Schjeldahl began his career at Armour and Company, where he began working with polyethylene. Unable to get the material to seal to itself, he and his wife experimented on solutions at home, where they developed a hot knife-sealing process. He left Armour in 1946 and moved to Minneapolis, where he created a bag-making machine in his home. He used the machine to launch his first company, Herb-Shelly, Inc., in 1948. The company moved into a shop the next year in Farmington, Minnesota, and eventually produced a variety of polyethylene packaging materials and plastic bag liners. By 1954, the company had $500,000 annual sales and 100 employees. The company started experimenting with lamination at this time, researching adhesives for a new DuPont polymer called Mylar. The company was also involved in the fabrication of a balloon for the Office of Naval Research at the University of Minnesota. In May 1954, Herb-Shelly was acquired by Brown & Bigelow. Schjeldahl resigned and left the company on January 8, 1955.
On January 21, 1955, Schjeldahl began making plans for a new company to be located in the basement of the Medical Arts building in Northfield, Minnesota. The company secured a contract in April 1955 to create atmospheric research balloons made with Mylar polyester film, held together with an adhesive system that Schjeldahl developed.

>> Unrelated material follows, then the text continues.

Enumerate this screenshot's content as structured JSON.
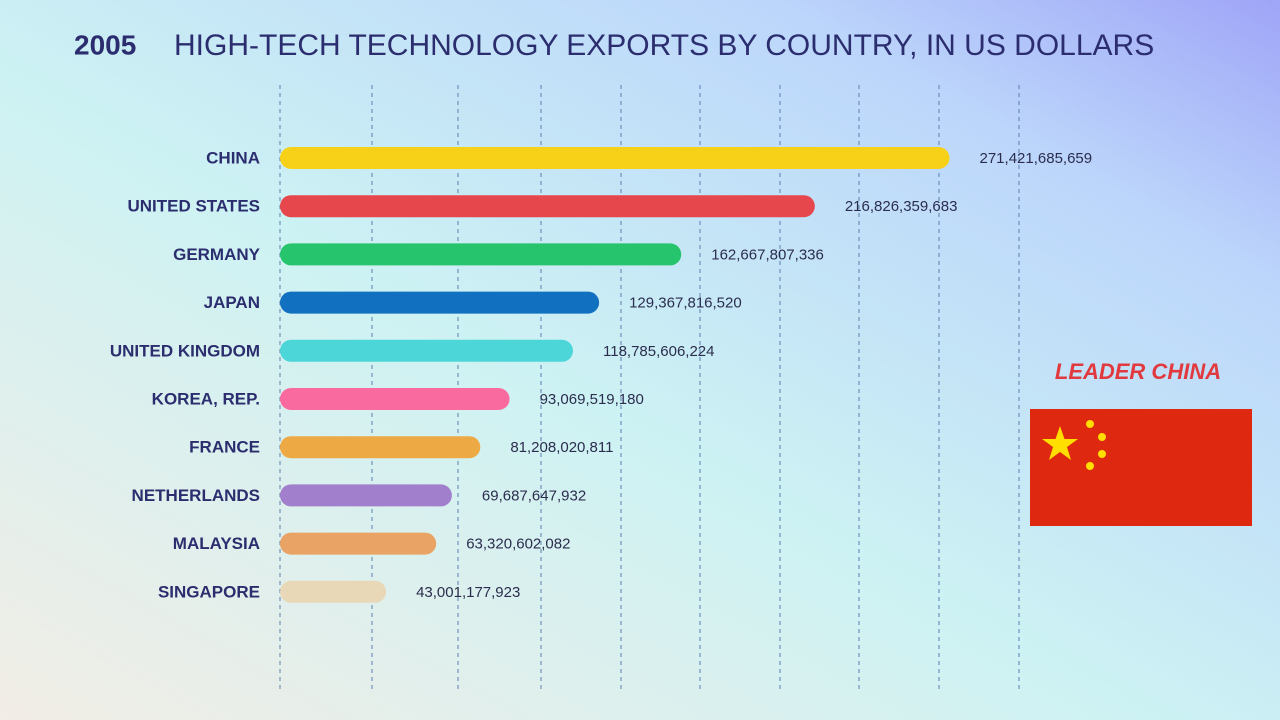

On September 1, 1955, the G.T. Schjeldahl Company went public. In addition to balloons, the company manufactured bag-making machines and heat-sealing adhesive tape. Eventually the company began developing a line of adhesive tapes for polyester bonding called Schjel-Bond (GT100, GT200, GT300, and GT400).

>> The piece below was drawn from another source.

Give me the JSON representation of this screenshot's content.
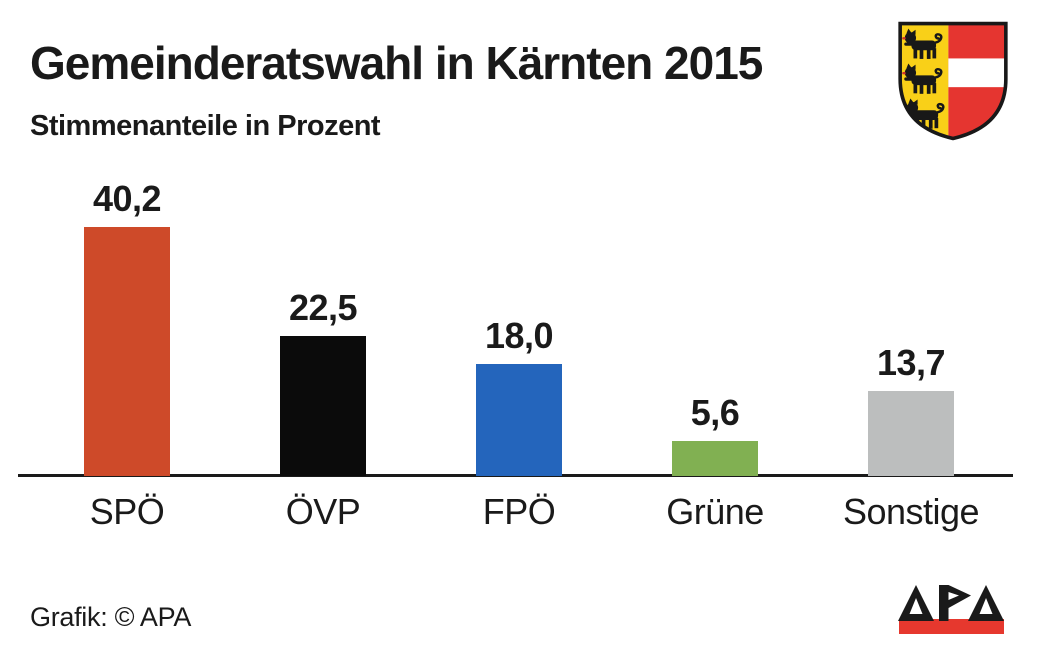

The G. T. Schjeldahl Company received national fame for designing and building Echo I, the first communications satellite. The Schjeldahl Company worked on both the Echo II, Stargazer, and Stratascope II projects. The company also made the laminate and adhesive materials for the Polaris missile program. These environmental seals, which were called diaphragms, kept water out of the submarine until a missile was released. G. T. Schjeldahl Company products and technology using vacuum deposition and lamination were used on the Pegasus satellite program, putting the company into the vacuum deposition business.
The weakening economy in 1967 caused government supported research to decrease. Schjeldahl resigned as Chairman of the Board and started Giltech, a company which concerned itself primarily with making bottles through the blow molding process. The Giltech Company merged with another plastics company, Rainville in 1972 to become Rainville, Inc. Eventually Rainville, Inc. merged with, and became, Universal Dynamics (UnaDyn). In 1970, Schjeldahl also created the Plastic Netting Machine Company. This company developed and produced devices for feeding and filling rigid plastic containers. The name of the company was changed to Sheldahl, Inc. in 1974 for ease of pronunciation and spelling.
In 1978, Schjeldahl suffered a mild heart attack. During his recovery, he pondered techniques for opening up blocked arteries. This led to another business venture, the Cathedyne Corporation. Schjeldahl worked with his cardiologist on improving coronary angioplasty catheters. The Cathedyne Corporation was sold to Angiomedics, Inc., a subsidiary of Pfizer, in 1983.
In 2000, Sheldahl, Inc. merged with International Flex Technologies, headquartered in New York. In 2004, Sheldahl was purchased by the Multek Corporation.
Photographs, Sheldahl, Inc. business records, and other materials related to his business in Northfield, MN are held at the Northfield Historical Society.